Keras Applications Accuracy Calculation#
Introduction#
In this tutorial, our goal is to compare the performance of Keras models on the MXA accelerator versus a CPU. We will be using models from Keras Applications .
Note
The MXA accelerator has on-chip memory, so it currently supports only models with fewer than 40 million parameters.
This tutorial assumes a four-chip solution is correctly connected.
Download & Run
Download
This tutorial provides a high-level overview of the application’s key components. To run the full application, download the complete code package and the compiled DFP. After downloading, refer to the Run section below for step-by-step instructions.
Run
Install Requirements
Before running the application, ensure the following dependencies are installed:
pip install opencv-python==4.11.0.86
Run Command
If you do not have the dataset downloaded, please run the following script first.
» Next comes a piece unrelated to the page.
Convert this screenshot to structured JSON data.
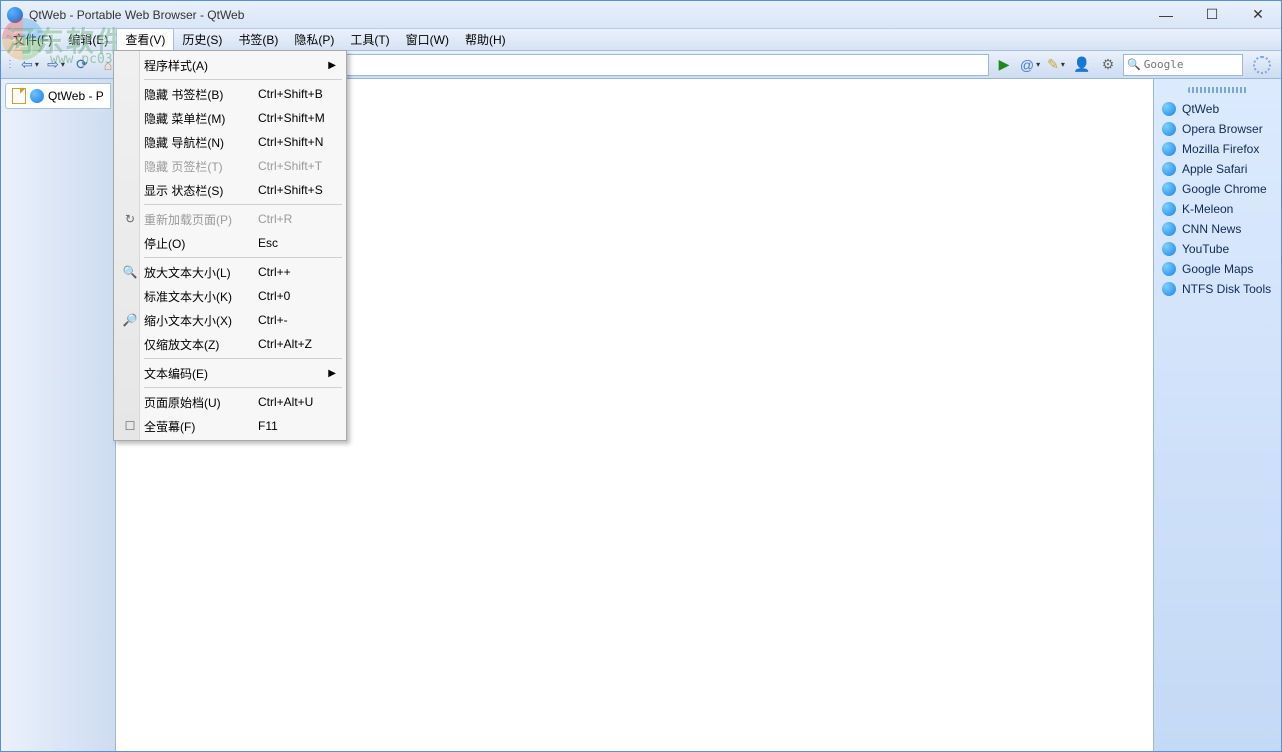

chmod +x get_imagenet_valdata.sh
To run the application, you can choose to execute one of the following commands:
python keras_accuracy.py --model_name 'MobileNet' --num_images 10 # Use the MobileNet model to calculate accuracy on 10 images
python keras_accuracy.py --model_name 'ResNet50' --backend 'mxa' --dfp 'ResNet50.dfp' # Calculate accuracy using the resnet model on the entire dataset while providing a path to an existing dfp file
python keras_accuracy.py --model_name 'MobileNet' --num_images 100 --backend 'cpu' # Calculate accuracy using 100 images and the mobilenet model on a cpu backend
1. ImageNet Dataset Information#
We will use the ImageNet Large Scale Visual Recognition Challenge 2012 (ILSVRC2012) dataset. Follow the instructions at this link to download and examine the data.
Once the data is downloaded, you can run the following code to count the number of images:
ls -1 *.JPEG 2>/dev/null | wc -l # Should return 50000
2. Understanding the Code#
Let’s walk through some key functions to understand how data is loaded, processed, and then passed to the model to generate predictions. We will also cover how predictions are processed before calculating accuracy.
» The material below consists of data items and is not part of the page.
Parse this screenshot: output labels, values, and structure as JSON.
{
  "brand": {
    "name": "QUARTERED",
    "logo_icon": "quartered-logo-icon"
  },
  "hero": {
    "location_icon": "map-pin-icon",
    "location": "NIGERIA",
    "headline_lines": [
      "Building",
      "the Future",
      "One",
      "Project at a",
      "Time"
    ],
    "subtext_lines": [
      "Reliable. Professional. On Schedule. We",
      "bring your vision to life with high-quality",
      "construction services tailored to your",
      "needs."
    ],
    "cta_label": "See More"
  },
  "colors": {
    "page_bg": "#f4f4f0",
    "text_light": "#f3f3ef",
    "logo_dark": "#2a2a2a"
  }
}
2.1 Image Loading and Preprocessing#
Hint
We use the OpenCV library to load JPEG images. You can install it using:
pip install opencv-python==4.11.0.86
The following Python code loads and preprocesses the images into numpy arrays for inference:
class ImageBatchIterator:
"""
The ImageBatchIterator class contains functions that reads images in batchs from the Imagenet dataset and processes them before sending it to the
model for inference. The functions are especially useful while running inference on the CPU.
"""
def __init__(self, image_paths, batch_size, image_height, image_width, module):
self.image_paths = image_paths
self.batch_size = batch_size
self.index = 0
self.total_images = len(image_paths)
self.image_height = image_height
self.image_width = image_width
self.module = module
def __iter__(self):
return self
def __next__(self):
if self.index >= self.total_images:
raise StopIteration
# Get the current batch of image paths
batch_paths = self.image_paths[self.index : self.index + self.batch_size]
batch_images = []
# Load and preprocess each image in the batch
for img_path in batch_paths:
image_string = tf.io.read_file(img_path)
image = tf.image.decode_jpeg(image_string, channels=3)
# Resize and Center Crop (https://github.com/keras-team/keras/issues/15822#issuecomment-1027178496)
size = self.image_height
h, w = tf.shape(image)[0], tf.shape(image)[1]
ratio = (tf.cast(size, tf.float32) / tf.cast(tf.minimum(h, w), tf.float32))
h = tf.cast(tf.round(tf.cast(h, tf.float32) * ratio), tf.int32)
w = tf.cast(tf.round(tf.cast(w, tf.float32) * ratio), tf.int32)
image = tf.image.resize(image, [h, w])
top, left = (h - size) // 2, (w - size) // 2
image = tf.image.crop_to_bounding_box(image, top, left, size, size)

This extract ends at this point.